In today’s job market, successful employees often find that moving forward with their career means changing employers. Unfortunately, even the most promising job lead may not work out if a former employer tries to stand in the way by communicating false information.
Indiana workers should know that state law prohibits employers from practices that may effectively “blacklist” an employee seeking a new position.
What is Indiana’s blacklisting law?
Indiana’s blacklisting law does not prevent a former employer from sharing accurate information about how and why an employee left a position. However, the statute does prohibit employers from communicating false information that would deter another person from hiring the discharged employee.
What can employees do if they suspect blacklisting?
Employers who violate the state’s blacklisting law may be guilty of professional defamation. Employees who suspect that a former employer is sharing defamatory information may be able to file a lawsuit.
The Indiana Department of Labor recommends that, in advance of applying for a position, employees who suspect foul play should ask their former employer to provide copies of any written correspondence sent to a new potential employer. However, the DOL itself does not have the authority to investigate blacklisting claims.
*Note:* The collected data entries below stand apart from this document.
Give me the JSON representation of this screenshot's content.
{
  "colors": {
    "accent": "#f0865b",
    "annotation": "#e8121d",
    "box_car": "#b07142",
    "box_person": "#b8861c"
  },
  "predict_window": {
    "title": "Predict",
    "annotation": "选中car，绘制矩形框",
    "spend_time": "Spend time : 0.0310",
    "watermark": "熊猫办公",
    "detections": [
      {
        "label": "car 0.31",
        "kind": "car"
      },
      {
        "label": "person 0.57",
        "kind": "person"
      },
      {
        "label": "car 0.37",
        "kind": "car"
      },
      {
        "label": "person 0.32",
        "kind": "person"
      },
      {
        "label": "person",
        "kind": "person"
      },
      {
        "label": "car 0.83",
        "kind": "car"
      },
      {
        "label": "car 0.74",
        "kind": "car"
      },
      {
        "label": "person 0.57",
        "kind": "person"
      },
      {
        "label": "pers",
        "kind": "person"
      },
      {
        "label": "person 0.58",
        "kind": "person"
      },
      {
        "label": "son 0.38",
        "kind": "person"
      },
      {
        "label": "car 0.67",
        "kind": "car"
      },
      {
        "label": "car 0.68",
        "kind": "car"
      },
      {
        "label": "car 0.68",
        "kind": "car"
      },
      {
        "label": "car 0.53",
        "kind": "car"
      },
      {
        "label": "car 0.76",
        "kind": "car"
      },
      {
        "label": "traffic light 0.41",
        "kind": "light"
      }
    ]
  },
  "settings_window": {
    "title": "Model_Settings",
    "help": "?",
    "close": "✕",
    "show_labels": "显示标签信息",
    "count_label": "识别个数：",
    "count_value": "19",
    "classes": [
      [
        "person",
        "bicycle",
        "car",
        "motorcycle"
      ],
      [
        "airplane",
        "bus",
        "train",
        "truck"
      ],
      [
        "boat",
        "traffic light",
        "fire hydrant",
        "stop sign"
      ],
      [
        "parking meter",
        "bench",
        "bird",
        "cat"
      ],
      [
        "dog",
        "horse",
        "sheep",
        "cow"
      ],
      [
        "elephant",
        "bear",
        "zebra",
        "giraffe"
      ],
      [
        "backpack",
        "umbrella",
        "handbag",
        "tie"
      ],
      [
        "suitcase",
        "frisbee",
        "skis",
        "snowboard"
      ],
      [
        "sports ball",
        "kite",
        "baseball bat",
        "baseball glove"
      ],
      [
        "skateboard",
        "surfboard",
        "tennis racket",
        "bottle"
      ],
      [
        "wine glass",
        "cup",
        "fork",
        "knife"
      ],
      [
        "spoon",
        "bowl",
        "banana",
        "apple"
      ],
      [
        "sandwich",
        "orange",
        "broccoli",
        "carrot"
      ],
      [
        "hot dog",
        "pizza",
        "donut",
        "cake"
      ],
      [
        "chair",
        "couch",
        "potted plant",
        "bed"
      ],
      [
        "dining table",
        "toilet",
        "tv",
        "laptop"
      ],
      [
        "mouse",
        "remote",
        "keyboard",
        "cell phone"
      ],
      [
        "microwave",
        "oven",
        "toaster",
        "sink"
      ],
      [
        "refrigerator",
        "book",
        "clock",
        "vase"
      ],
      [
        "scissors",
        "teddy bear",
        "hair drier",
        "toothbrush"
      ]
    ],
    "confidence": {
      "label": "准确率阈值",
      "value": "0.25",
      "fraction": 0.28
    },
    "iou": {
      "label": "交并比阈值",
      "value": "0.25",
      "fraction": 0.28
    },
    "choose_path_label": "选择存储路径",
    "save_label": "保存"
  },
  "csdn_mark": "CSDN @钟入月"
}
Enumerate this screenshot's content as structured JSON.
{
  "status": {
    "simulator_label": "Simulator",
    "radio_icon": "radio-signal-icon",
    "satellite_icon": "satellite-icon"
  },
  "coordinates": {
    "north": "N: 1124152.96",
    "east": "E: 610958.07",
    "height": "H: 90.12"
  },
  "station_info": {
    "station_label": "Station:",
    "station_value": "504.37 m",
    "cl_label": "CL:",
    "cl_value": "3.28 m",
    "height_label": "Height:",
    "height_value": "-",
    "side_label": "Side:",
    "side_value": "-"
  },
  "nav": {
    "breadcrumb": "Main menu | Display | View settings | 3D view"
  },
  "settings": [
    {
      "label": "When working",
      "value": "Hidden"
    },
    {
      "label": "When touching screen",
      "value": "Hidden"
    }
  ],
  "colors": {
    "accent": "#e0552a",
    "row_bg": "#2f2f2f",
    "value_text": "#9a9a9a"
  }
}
Too often employers engage in defamatory practices as a form of retaliation. Such behavior can have wide-ranging consequences for workers’ present and future job prospects and their ability to support their families. Employees who believe a former employer is purposefully disseminating falsehoods should know that filing a lawsuit may help stop blacklisting efforts. A successful claim may also entitle harmed employees to compensation for lost income and other damages.